[ClusterLabs] Corosync quorum vs. pacemaker quorum confusion

Wed Dec 6 23:33:21 EST 2017

07.12.2017 00:28, Klaus Wenninger пишет:
> On 12/06/2017 08:03 PM, Ken Gaillot wrote:
>> On Sun, 2017-12-03 at 14:03 +0300, Andrei Borzenkov wrote:
>>> I assumed that with corosync 2.x quorum is maintained by corosync and
>>> pacemaker simply gets yes/no. Apparently this is more complicated.
>> It shouldn't be, but everything in HA-land is complicated :)
>>
>>> Trivial test two node cluster (two_node is intentionally not set to
>>> simulate "normal" behavior).
>>>
...
>>>
>>> Dec 03 13:52:07 [1633] ha1       crmd:   notice:
>>> pcmk_quorum_notification:	Quorum acquired | membership=240
>>> members=1
>>> Dec 03 13:52:07 [1626] ha1 pacemakerd:   notice:
>>> pcmk_quorum_notification:	Quorum acquired | membership=240
>>> members=1
>>>
...
>>>
>>> Confused ... is it intentional behavior or a bug?
>> The no-quorum-policy message above shouldn't prevent the cluster from
>> either fencing other nodes or starting resources, once quorum is
>> obtained from corosync. I'm not sure from the information here why that
>> didn't happen.
> 
> This is obviously a cluster with 2 nodes. Is it configured as 2-node
> in corosync as well? If yes the wait-for-all-logic might be confused
> somehow.

No, as I mentioned initially I explicitly disable wait_for_all.

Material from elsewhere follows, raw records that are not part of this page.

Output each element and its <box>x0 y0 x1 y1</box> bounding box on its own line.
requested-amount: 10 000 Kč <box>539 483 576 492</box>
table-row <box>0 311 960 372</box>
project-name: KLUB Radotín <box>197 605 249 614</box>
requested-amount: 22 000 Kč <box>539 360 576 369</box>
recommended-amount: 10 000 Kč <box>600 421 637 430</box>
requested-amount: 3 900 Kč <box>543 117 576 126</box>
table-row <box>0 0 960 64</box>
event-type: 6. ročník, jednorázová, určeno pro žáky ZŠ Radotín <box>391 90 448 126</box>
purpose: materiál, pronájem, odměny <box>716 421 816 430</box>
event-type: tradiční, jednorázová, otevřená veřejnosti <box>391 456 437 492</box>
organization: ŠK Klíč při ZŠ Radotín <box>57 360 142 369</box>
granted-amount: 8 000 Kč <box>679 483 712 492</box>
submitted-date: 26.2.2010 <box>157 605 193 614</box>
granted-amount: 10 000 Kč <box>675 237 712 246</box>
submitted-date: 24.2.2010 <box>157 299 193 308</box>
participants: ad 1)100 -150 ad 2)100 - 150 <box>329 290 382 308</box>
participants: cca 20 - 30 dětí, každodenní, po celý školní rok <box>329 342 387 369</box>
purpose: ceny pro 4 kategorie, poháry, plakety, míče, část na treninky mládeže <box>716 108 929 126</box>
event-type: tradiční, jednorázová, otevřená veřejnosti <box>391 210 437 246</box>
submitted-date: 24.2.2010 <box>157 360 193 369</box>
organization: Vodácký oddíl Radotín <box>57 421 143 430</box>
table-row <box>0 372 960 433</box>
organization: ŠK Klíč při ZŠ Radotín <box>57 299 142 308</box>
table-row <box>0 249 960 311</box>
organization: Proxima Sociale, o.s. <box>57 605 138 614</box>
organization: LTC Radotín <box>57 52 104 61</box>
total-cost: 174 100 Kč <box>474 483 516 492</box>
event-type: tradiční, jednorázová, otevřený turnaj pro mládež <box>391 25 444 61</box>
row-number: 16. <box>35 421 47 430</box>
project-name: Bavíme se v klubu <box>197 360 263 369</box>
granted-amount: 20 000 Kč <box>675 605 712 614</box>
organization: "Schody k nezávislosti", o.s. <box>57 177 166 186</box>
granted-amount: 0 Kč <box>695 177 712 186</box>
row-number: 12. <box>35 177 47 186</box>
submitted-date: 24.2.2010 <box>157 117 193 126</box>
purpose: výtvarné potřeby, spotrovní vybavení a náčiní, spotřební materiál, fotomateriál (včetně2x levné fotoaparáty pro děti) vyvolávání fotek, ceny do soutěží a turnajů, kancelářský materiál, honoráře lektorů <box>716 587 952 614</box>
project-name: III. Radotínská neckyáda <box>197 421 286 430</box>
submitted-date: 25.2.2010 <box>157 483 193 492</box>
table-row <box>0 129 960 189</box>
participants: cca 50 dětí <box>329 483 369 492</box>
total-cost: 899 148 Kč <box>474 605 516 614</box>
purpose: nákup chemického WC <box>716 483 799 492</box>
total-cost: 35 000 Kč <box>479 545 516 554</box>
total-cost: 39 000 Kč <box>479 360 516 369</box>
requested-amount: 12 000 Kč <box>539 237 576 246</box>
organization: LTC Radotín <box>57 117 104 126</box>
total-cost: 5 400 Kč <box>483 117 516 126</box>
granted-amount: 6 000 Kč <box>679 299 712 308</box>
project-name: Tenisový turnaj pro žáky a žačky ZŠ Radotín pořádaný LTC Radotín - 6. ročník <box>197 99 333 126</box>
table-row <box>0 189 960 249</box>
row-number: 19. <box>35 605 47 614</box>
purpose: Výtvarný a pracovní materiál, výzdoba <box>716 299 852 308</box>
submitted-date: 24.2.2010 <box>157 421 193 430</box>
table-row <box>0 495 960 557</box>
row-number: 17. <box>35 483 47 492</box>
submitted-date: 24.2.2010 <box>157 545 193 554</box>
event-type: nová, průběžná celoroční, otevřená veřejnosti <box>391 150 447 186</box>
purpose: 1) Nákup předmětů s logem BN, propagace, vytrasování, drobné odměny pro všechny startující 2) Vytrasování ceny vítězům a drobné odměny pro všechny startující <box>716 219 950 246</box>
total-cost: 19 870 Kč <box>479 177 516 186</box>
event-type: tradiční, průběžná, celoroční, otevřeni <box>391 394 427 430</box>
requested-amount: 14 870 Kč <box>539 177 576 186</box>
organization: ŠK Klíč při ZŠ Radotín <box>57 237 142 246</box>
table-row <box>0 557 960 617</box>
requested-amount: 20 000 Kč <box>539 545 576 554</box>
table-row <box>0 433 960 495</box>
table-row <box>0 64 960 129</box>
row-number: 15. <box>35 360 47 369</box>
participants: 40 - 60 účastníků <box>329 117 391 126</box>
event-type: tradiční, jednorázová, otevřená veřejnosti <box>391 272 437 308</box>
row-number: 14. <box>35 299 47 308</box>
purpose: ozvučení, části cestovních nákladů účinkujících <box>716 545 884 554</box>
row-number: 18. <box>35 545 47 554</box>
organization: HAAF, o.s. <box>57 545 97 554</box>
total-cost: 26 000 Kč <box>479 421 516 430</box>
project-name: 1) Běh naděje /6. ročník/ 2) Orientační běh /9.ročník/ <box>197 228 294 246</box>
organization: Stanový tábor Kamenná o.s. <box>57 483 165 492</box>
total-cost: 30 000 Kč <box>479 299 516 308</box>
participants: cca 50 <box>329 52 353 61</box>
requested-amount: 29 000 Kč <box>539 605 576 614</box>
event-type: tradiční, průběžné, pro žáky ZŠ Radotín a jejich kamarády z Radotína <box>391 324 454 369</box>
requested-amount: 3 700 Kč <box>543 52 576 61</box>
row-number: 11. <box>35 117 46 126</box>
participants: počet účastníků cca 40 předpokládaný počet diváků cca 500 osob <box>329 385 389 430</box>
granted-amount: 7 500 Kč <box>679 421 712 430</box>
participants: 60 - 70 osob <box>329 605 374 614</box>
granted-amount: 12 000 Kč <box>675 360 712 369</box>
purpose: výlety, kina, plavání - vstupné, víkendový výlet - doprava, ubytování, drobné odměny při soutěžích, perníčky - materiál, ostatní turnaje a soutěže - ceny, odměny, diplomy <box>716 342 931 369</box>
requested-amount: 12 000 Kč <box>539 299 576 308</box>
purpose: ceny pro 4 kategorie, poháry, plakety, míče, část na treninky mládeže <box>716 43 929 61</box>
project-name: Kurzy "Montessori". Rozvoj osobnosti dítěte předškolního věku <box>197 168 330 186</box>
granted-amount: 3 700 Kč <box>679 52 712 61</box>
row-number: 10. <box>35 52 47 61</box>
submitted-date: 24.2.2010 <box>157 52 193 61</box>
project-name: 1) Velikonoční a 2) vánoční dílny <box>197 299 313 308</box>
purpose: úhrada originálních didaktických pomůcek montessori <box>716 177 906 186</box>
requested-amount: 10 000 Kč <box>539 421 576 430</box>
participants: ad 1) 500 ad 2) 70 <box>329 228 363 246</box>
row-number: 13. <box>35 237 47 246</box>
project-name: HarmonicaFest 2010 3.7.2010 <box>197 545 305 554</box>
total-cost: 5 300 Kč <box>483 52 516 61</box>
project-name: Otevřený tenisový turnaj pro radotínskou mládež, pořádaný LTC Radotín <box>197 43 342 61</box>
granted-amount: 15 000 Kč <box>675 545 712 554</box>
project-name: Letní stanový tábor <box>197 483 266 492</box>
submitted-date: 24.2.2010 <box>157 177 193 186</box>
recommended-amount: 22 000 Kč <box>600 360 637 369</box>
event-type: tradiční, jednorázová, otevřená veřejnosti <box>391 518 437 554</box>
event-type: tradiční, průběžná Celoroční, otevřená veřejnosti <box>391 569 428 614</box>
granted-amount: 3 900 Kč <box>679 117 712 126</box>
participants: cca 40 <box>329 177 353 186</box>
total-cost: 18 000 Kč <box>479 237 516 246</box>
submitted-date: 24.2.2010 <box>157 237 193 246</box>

ha1:~ # corosync-cmapctl quorum.
quorum.expected_votes (u32) = 2
quorum.provider (str) = corosync_votequorum
ha1:~ # rpm -q

> Which version of the sbd-daemon are you running?

ha1:~ # rpm -q sbd
sbd-1.3.0-3.3.x86_64

although I do not see how exactly it matters in this case, as pacemaker
never tells sbd to do anything.

> As of 1.3.1 (actually a few commits before iirc) in case of 2-node-
> configuration in corosync sbd wouldn't rely on quorum coming from
> corosync but rather count the nodes seen by itself. Just in case you
> see nodes suicide on loss of the disk while still being signaled
> quorate from corosync either due to the 2-node-config or some fake
> config as you did...
> 

I had suicide due to no-quorum-policy=suicide.

> Regards,
> Klaus
> 
>>
>> I'd first check the Pacemaker logs for "Quorum acquired" and "Quorum
>> lost" messages. These indicate when Pacemaker received notifications
>> from corosync.

As shown in original post I did have "Quorum acquired" messages.

> Assuming those were received properly, the DC should
>> then recalculate what needs to be done, and the logs at that point
>> should not have any of the messages about not having quorum.
>

So I redid this using default no-quorum-policy=stop and one more
non-stonith resource.

...and just before I hit "send" cluster recovered. So it appears that
"Quorum acquired" event does not trigger (immediate) re-evaluation of
policy until some timeout.

Dec 07 07:05:16 ha1 pacemakerd[1888]:   notice: Quorum acquired

Nothing happens until the next message

Dec 07 07:12:58 ha1 crmd[1894]:   notice: State transition S_IDLE ->
S_POLICY_ENGINE
Dec 07 07:12:58 ha1 pengine[1893]:   notice: Watchdog will be used via
SBD if fencing is required
Dec 07 07:12:58 ha1 pengine[1893]:  warning: Scheduling Node ha2 for STONITH
Dec 07 07:12:58 ha1 pengine[1893]:   notice:  * Fence (reboot) ha2 'node
is unclean'
Dec 07 07:12:58 ha1 pengine[1893]:   notice:  * Start      stonith-sbd
  (   ha1 )
Dec 07 07:12:58 ha1 pengine[1893]:   notice:  * Start      rsc_dummy_1
  (   ha1 )

This is apparently 15 minutes cluster-recheck-interval timer (give or take):

Dec 07 06:57:35 [1888] ha1 pacemakerd:     info: crm_log_init:  Changed
active directory to /var/lib/pacemaker/cores
...
Dec 07 07:12:58 [1894] ha1       crmd:   notice: do_state_transition:
State transition S_IDLE -> S_POLICY_ENGINE | input=I_PE_CALC
cause=C_TIMER_POPPED origin=crm_timer_popped

OK, at least we know why it happens. Whether this is intentional
behavior is another question :)